Meskipun tubuhnya sakit-sakitan, hidup dalam kemiskinan, dan terus-menerus didera kesepian, Nietzsche tidak pernah meratapi diri. Ia berpantang pada dua hal: alkohol dan agama. Keduanya, bagi Nietzsche, tak lebih dari upaya penyangkalan hidup. Bagaimana mungkin orang ingin hidup bahagia tanpa mau menderita. Kebahagiaan dan penderitaan adalah saudara kembar. Ia memilih jalan Dyonisian, mengarungi samudera penuh badai. Vitalitasnya berangkat dari kehendak-untuk-berkuasa (will to power).
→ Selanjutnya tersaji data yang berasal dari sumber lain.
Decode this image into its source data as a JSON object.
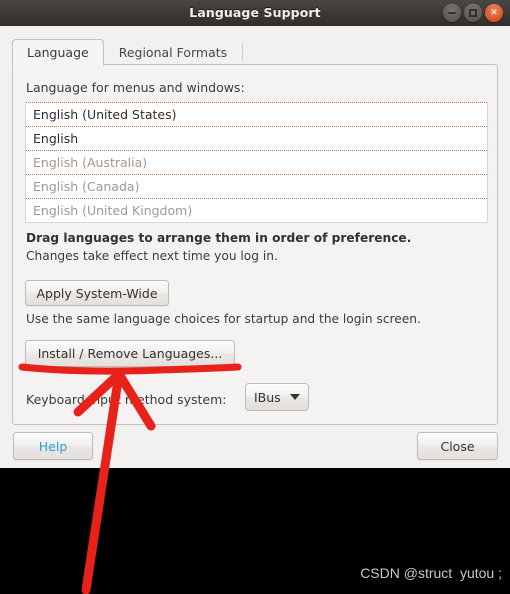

Yakni, penguasaan penuh terhadap kekuatan diri untuk menjalani segala penderitaan tanpa sedikit pun penyangkalan. Membaca kisah hidup dan perenungan filosofis dari keenam filsuf ini akan membuat kita tersadar bahwa filsafat ternyata demikian dekat dengan kehidupan seharihari. Kita mendapat banyak pelajaran berharga tentang bagaimana seharusnya menjalani hidup yang memang tidak selalu menyenangkan. Menerapkan cara berpikir filsafat dalam kehidupan sehari-hari jadinya bukanlah proyek yang terlalu ambisius. Dalam dunia praksis ini, filsafat bahkan dapat melengkapi kelemahan agama dan psikologi dalam membimbing manusia meraih kehidupan yang lebih baik. Agama memang telah terbukti dalam sejarah dapat menjadi obat mujarab bagi manusia untuk menanggungkan segala kesusahan dan bencana. Namun, karena kepasrahan menjadi tututan dominan, tidak sedikit manusia akhirnya jatuh pada fatalisme. Psikologi yang mengisi kebutuhan manusia modern untuk hidup lebih nyaman juga jatuh pada bahaya mengajarkan sikap afirmatif. Gangguan psikologis individu lebih dipandang sebagai ketidakmampuan menyesuaikan diri dengan norma umum yang berlaku di masyarakat. Sehingga individu didorong untuk bersikap konformis terhadap kemapanan. Filsafat memiliki keunggulan karena dapat memaksa setiap orang untuk berpikir mandiri. Keenam filsuf di atas tidak menawarkan formula yang sekali minum langsung menyembuhkan. Mereka mengajak kita menghayati dan merenungkan hidup dengan pikiran yang lebih jernih agar semua kemalangan yang menimpa dapat membuat kita menjadi lebih bijak.